Based on the treatment, cause and severity of the disease, within depression we can distinguish two large groups of diseases.
Psychiatrists have differentiated two broad types of patients in the area of depression. On the one hand, neurosis, which give excessive responses to the attacks of the medium, and on the other, those symptoms that are associated with a biochemical or genetic cause. The latter have an endogenous depression. However, it is very difficult to establish a limit between depressive neurosis and endogenous depression.
In endogenous depression, antidepressant drugs are used with good results. Depressive neurosis does not require antidepressant drugs and usually non-pharmacological or sedative treatments (e.g. psychotherapy) are used.
In the last thirty years, numerous studies have been conducted on what happens in biochemical or genetically endogenous depression. Among them, some measure the electrical record of our brain through evoked potentials and encephalograms, in which they have investigated mutually the discomfort (sleep discomfort) that occur during depression. Other research has measured the behavior of hormones in depression, discovering differences with normal people. Finally, other studies have been aimed at investigating the biology of neuron. Since neurone is the basis of brain functions, the brain needs relationships between neurons to perform their functions. The information is transported by electric impulses, but this electric drive must become a chemical impeller to move from one neuron to another. These chemical impulses occur in places called synapses.

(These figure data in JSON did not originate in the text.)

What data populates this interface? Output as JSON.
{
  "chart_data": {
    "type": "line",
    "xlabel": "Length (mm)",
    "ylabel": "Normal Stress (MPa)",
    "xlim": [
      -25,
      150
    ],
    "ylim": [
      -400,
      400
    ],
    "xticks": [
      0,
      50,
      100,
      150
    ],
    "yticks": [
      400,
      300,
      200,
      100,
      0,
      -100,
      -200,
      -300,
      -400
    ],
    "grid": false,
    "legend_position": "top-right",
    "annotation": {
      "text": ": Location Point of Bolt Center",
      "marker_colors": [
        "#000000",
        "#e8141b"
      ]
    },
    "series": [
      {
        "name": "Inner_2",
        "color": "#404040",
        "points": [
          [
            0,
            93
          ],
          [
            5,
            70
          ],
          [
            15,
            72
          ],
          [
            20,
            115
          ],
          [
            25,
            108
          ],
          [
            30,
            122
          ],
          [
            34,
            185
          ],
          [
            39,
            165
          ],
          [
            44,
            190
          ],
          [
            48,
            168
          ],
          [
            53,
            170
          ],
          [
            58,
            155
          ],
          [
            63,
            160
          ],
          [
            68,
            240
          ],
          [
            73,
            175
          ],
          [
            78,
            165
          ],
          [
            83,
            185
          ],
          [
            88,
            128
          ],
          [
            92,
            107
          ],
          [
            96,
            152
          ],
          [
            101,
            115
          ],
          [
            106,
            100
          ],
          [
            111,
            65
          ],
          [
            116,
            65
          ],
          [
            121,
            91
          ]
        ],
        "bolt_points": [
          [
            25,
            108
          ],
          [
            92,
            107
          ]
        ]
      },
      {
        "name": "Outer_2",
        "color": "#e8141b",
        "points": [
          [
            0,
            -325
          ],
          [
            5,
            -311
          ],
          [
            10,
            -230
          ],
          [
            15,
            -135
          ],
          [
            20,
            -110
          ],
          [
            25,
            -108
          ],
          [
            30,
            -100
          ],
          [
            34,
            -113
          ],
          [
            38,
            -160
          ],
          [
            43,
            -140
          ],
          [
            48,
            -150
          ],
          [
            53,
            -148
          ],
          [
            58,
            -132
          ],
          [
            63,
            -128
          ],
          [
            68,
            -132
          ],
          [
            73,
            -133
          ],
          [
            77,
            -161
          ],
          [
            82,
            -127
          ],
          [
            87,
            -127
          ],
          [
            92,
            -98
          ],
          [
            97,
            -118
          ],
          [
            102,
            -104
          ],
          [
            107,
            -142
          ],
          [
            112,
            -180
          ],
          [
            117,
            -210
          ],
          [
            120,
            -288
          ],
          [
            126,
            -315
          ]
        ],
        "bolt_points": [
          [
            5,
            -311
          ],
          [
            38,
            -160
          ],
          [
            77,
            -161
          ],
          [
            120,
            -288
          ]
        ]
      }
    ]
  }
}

We know that “soma”, “axon” and “dentrita” form the neuron. The soma is the body of the neuron, which has its nucleus. The “axons” resemble long branches. After transporting the electric impulses from Axon to other neurons, the dentrites carry the information upwards so that the axone sends the information again.
The terminals located at the end of Axon are presynaptic terminals, along with which there are postsynaptic terminals. Between pre- and postsynaptic terminals, neurotransmitters provide information.
Being a chemical molecule, the neurotransmitter has special properties and functions, such as sending information from the presynaptic terminal to the postsynaptic. There are different neurotransmitters that perform different functions. Like noradrenaline, serotonin, acetylcholine, etc...
Membranous postsynaptics have special places to know these neurotransmitters. These places are proteins known as receptors, specific to neurotransmission.
In the sixties, two biochemical hypotheses were formulated regarding neurotransmission to explain endogenous depression: noradrenergic depression and serotoninergic depression. Endogenous depressions are based on the reduction of neurotransmission. The Norwegian hypothesis is based on changes in noradrenaline and the serotonergic hypothesis on changes in serotonin.
In the studies carried out in the sixties in depressive patients, noradrenaline was measured. However, no changes were observed in the brain's encefardante fluid, or in the postmortem brain. It may be due to the techniques used. For a long time it was known that noradrenaline flows through a “pool” (reservoir) presynaptic terminal when the electric impulse arrives. Noradrenaline can be inactivated by metabolic enzymes (COMT, MAO), but normally 90% of noradrenaline is recirculated from synaptic space to the presynaptic terminal.
Normally, tricyclic antidepressants used against endogenous depression block this reabsorption, increasing the concentration of noradrenaline or serotonin of synaptic space and decreasing depression. Therefore, the key is in the noradrenaline or serotonin of sympathetic space. The norepinephrine of the presynaptic terminal is not so important, although the norepinephrine of all synapses is the majority.
Why is there little noradrenaline or serotonin in the synaptic space of patients suffering from endogenous depression?
The norepinephrine of the synaptic space controls its secretion through the mechanism of “feed-back”. Receptors described for the transmission in the postsynaptic and presinacetic membrane have been found. Its function would be the regulation of the release of neutrotransmitters.
When there are many norepinephrines in the synaptic space, the alpha-2 adrenoceptor of the presynaptic terminal detects it by inhibiting release. In this way, the concentration of noradrenaline in the synaptic space suffers a remarkable decrease.
The trend of researchers in recent years has been aimed at clarifying the mechanism of receptors. Currently, the number of receptors and their intrinsic properties are being investigated.
These studies have shown that in patients with endogenous depression the number of receptors and their intrinsic properties are altered. The Alfa-2 adrenoceptor seems to be incorporated into these patients. If this were so, it could be expected that the alpha-2 adrenoceptor would increase the inhibition of noradrenaline release. Therefore, there would be less noradrenaline in the synaptic space.
People with endogenous depression often have depressive relatives. Therefore, it is observed that endogenous depression can present a genetic problem. In fact, the alpha-2 adrenoceptor is a protein that is encoded by DNA. The synthesis can present serious problems in the levels of transcription, coding, and regulation. In this way, the receptors undergo changes causing abnormalities that result in a malfunction of the neurotransmission. Therefore, there is still much to be investigated in the biochemistry of endogenous depression. In the coming years, treatment of endogenous depression and research in neurotransmission should be associated.
Advances in endogenous depression can be carried out through advantages in the mechanisms of receptors.
Below is the unanswered question to the biology of endogenous depression.